Common biological coverings are allografts (taken from the recipient), xenografts (taken from animal sources) and tissue culture derivatives (grown in a culture medium). Some of the advantages of biological coverings are: a reduction in bacteria population, reduction in evaporative losses, and prevention of further contamination (Pruitt, 1984). Such coverings may be very useful in case of individuals who suffer extensive loss of skin (Yannas, 1980). The new covering could serve as a template for synthesis of new connective tissue (Pruitt, 1984).

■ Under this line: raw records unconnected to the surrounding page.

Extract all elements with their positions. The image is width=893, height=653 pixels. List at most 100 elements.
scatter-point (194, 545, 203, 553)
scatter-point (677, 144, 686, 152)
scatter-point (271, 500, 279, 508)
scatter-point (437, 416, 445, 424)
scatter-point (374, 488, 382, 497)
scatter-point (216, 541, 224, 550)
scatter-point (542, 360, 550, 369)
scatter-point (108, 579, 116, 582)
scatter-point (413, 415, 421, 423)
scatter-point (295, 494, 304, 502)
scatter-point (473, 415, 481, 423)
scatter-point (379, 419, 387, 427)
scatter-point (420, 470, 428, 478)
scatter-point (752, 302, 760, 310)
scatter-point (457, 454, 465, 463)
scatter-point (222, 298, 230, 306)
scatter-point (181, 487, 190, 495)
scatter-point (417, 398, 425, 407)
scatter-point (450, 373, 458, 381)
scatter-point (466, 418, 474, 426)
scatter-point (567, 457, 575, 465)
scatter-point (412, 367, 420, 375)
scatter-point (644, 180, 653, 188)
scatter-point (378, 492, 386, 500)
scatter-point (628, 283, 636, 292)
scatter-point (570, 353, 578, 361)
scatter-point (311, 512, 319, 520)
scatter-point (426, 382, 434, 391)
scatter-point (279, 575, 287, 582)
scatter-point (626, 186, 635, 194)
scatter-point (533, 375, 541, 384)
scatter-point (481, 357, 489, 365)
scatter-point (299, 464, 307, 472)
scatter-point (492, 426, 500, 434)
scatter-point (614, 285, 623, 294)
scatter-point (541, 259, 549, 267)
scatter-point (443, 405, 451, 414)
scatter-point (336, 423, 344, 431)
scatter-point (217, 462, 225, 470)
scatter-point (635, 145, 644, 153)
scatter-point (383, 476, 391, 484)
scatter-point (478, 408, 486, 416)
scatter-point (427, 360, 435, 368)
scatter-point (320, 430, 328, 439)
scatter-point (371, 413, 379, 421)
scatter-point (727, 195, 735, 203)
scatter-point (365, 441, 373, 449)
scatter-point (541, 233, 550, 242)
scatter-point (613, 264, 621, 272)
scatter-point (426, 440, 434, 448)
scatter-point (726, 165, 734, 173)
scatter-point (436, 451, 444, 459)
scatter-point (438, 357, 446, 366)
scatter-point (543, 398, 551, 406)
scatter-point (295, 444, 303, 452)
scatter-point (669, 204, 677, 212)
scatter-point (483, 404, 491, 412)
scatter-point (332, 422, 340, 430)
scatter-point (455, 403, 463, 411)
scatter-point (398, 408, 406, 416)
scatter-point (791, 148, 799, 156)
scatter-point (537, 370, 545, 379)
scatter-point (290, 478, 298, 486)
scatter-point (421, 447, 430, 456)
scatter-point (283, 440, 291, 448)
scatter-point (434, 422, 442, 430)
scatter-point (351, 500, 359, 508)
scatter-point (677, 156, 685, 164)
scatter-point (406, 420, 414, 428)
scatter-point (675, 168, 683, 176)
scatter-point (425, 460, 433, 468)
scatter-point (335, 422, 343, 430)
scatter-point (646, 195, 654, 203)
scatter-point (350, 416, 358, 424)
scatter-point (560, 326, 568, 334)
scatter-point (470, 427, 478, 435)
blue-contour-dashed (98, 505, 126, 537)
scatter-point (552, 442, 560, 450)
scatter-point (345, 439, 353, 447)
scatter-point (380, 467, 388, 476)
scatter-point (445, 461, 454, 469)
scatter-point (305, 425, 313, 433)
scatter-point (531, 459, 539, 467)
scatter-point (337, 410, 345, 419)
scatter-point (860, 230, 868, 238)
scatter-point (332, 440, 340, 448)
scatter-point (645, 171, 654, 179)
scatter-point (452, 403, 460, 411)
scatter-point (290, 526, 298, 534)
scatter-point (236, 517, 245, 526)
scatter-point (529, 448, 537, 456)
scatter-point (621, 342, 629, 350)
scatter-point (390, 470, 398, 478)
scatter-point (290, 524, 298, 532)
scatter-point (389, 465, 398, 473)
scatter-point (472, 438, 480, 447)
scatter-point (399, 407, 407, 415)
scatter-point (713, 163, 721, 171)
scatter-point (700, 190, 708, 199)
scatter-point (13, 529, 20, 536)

However, for a majority of wounds, such dressings are neither favorable nor economically practical. Cultured cells or allografts or xenografts have not been perfected. For example, long-term assessment on wounds covered with cultured autologous keratinocytes showed that the wounds lacked anchoring fibrils which resulted in a fragile graft (Herzog, 1988).
Use of such biological coverings offers several other additional challenges:
- (i) The host body could show intolerance to the foreign body. Immunosuppressive drugs can be used to counteract the natural rejection response, however, the advantage of wound sterilization by natural immune response would than be lost (Queen, 1987). This could result in an increased risk of infection.
- (ii) They can be used only on wounds without any infections. The wounds have to be carefully prepared for application of these dressings. They should be used on wounds having full thickness skin loss with a granulating surface and fewer than 105 bacteria per gram of tissue (Peters, 1979). Further, infections cannot be observed after the application of dressing.
- (iii) Skin biopsies from patients with large wounds could be contaminated with microorganisms, which may overgrow in spite of antibiotics (Medstrat, 1989).
- (iv) Patients with extensive burn or related injuries need tissue culture biological dressings within five days to seven days to avoid risk of sepsis (Medstrat, 1989). It may take 14 days to 21 days to grow epidermal cells in a tissue culture medium.
- (v) Secondary and tertiary populations in a culture media may undergo mutagenic changes.
- (vi) Porcine skin is not like the human skin at the microscopic level (Queen, 1987). They have poor mechanical properties and tend to split into separate layers (Chatterjee, 1987). They are not living tissues and do not establish a true vascular connection with the granulation bed (Peters, 1979).
- (vii) Allografts have a shelf life of only seven days to 10 days when the tissue is stored at 4ºC. The possibility of disease transmission requires a very careful donor selection, limiting the pool available for harvest (Pruitt, 1984).
- (viii) The manufacture of biological dressings is a tedious process and biological coverings are prohibitively expensive.
- (ix) Use of biological dressings requires specialized training on the part of the physicians.